Graham Reid | | <1 min read
After the Pixies split in the early 90s, Black Francis became Frank Black for enjoyable power-pop and post-punk solo albums with odd lyrical content of no fixed direction, and later worked with various Nashville musicians, among them songwriter/pianist Spooner Oldham. Francis/Black was unpredictable, as was that Pixies reunion.
But this is an odd, sometimes likably ramshackle collection of 10 modest songs with old pal Paley, legendary Muscle Shoals studio bassist and session player David Hood (whose son Paterson is in Drive-By Truckers), Oldham, session drummer Harry Stinson and others. Paley and Francis wrote the songs over three days in New York, recorded them in Nashville in two.

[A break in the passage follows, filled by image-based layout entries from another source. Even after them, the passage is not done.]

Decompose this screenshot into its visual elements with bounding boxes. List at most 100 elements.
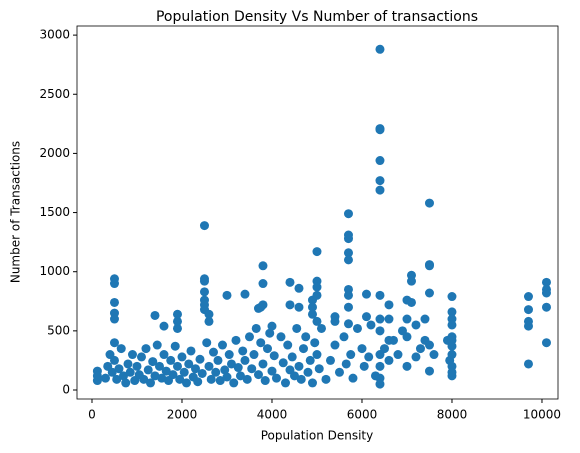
point [116,344,126,354]
point [112,374,122,384]
point [541,288,551,298]
point [107,367,117,377]
point [424,340,434,350]
x-tick-label: 8000 [437,408,468,422]
point [361,289,371,299]
point [303,367,313,377]
point [316,323,326,333]
point [136,352,146,362]
point [175,374,185,384]
point [307,309,317,319]
point [285,300,295,310]
point [211,367,221,377]
point [330,340,340,350]
point [109,279,119,289]
point [193,377,203,387]
point [161,366,171,376]
point [343,302,353,312]
point [343,248,353,258]
point [240,289,250,299]
point [424,198,434,208]
point [375,290,385,300]
point [278,358,288,368]
point [238,346,248,356]
point [251,323,261,333]
x-tick-label: 10000 [523,408,561,422]
point [325,355,335,365]
point [233,363,243,373]
point [229,378,239,388]
point [152,340,162,350]
point [447,367,457,377]
point [541,277,551,287]
point [402,314,412,324]
point [150,310,160,320]
point [523,292,533,302]
point [312,290,322,300]
point [375,185,385,195]
point [415,344,425,354]
point [217,340,227,350]
point [375,361,385,371]
point [150,371,160,381]
point [285,277,295,287]
point [202,338,212,348]
point [384,335,394,345]
point [307,378,317,388]
point [310,338,320,348]
point [208,347,218,357]
point [366,320,376,330]
point [375,350,385,360]
point [213,355,223,365]
point [100,373,110,383]
point [296,374,306,384]
point [447,341,457,351]
point [424,366,434,376]
point [339,332,349,342]
point [247,364,257,374]
point [253,370,263,380]
point [375,125,385,135]
y-axis-label: Number of Transactions [9,141,23,283]
point [172,309,182,319]
point [199,221,209,231]
point [341,359,351,369]
point [256,338,266,348]
point [231,335,241,345]
point [384,300,394,310]
point [145,378,155,388]
x-tick-label: 2000 [167,408,198,422]
point [143,365,153,375]
point [220,365,230,375]
chart-title: Population Density Vs Number of transact… [156,9,478,25]
point [343,319,353,329]
point [186,346,196,356]
point [361,312,371,322]
point [109,338,119,348]
point [523,305,533,315]
point [195,354,205,364]
point [258,261,268,271]
point [166,355,176,365]
point [411,320,421,330]
point [199,276,209,286]
point [541,338,551,348]
point [447,307,457,317]
point [375,379,385,389]
point [292,323,302,333]
point [289,371,299,381]
point [330,312,340,322]
point [265,328,275,338]
point [154,361,164,371]
point [258,279,268,289]
point [271,373,281,383]
point [118,371,128,381]
y-tick-label: 500 [47,323,70,337]
point [343,255,353,265]
point [352,323,362,333]
point [411,352,421,362]
point [298,344,308,354]
y-tick-label: 3000 [39,28,70,42]
point [343,209,353,219]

While that is admirably spontaneous you wish they'd taken more time on the writing. Some lyrics are just plain clunky or dumb.

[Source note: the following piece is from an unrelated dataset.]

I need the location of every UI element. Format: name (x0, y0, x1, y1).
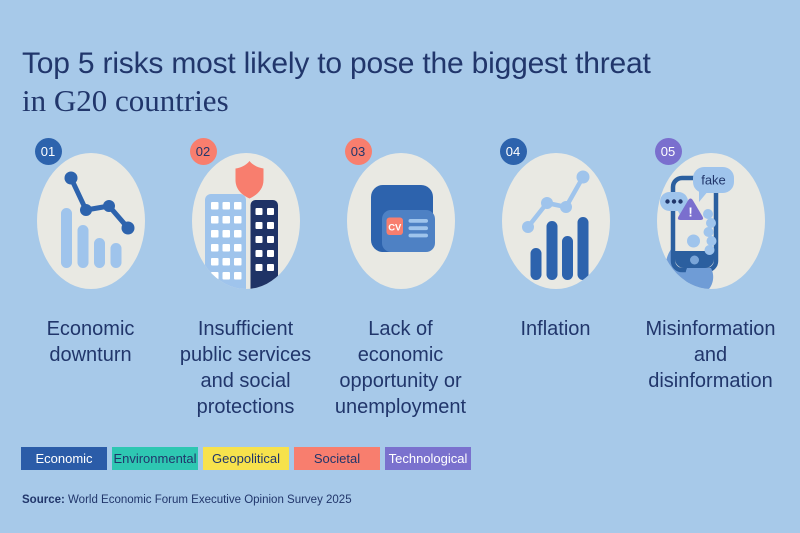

How seriously are we expected to take “I'll bring down my foot on your daisy chain, I'l have a drink from your jugular vein” on Curse when the delivery lacks any real menace or dry humour?
Or the lightweight “If you have a baby I will see you through” on the wobbly falsetto pop of Crescent Moon?
Hipper folks may acclaim this for its looseness, irony, because it's by a Pixie or whatever.
But your life will be no poorer without these 35 minutes, or if they hadn't bothered.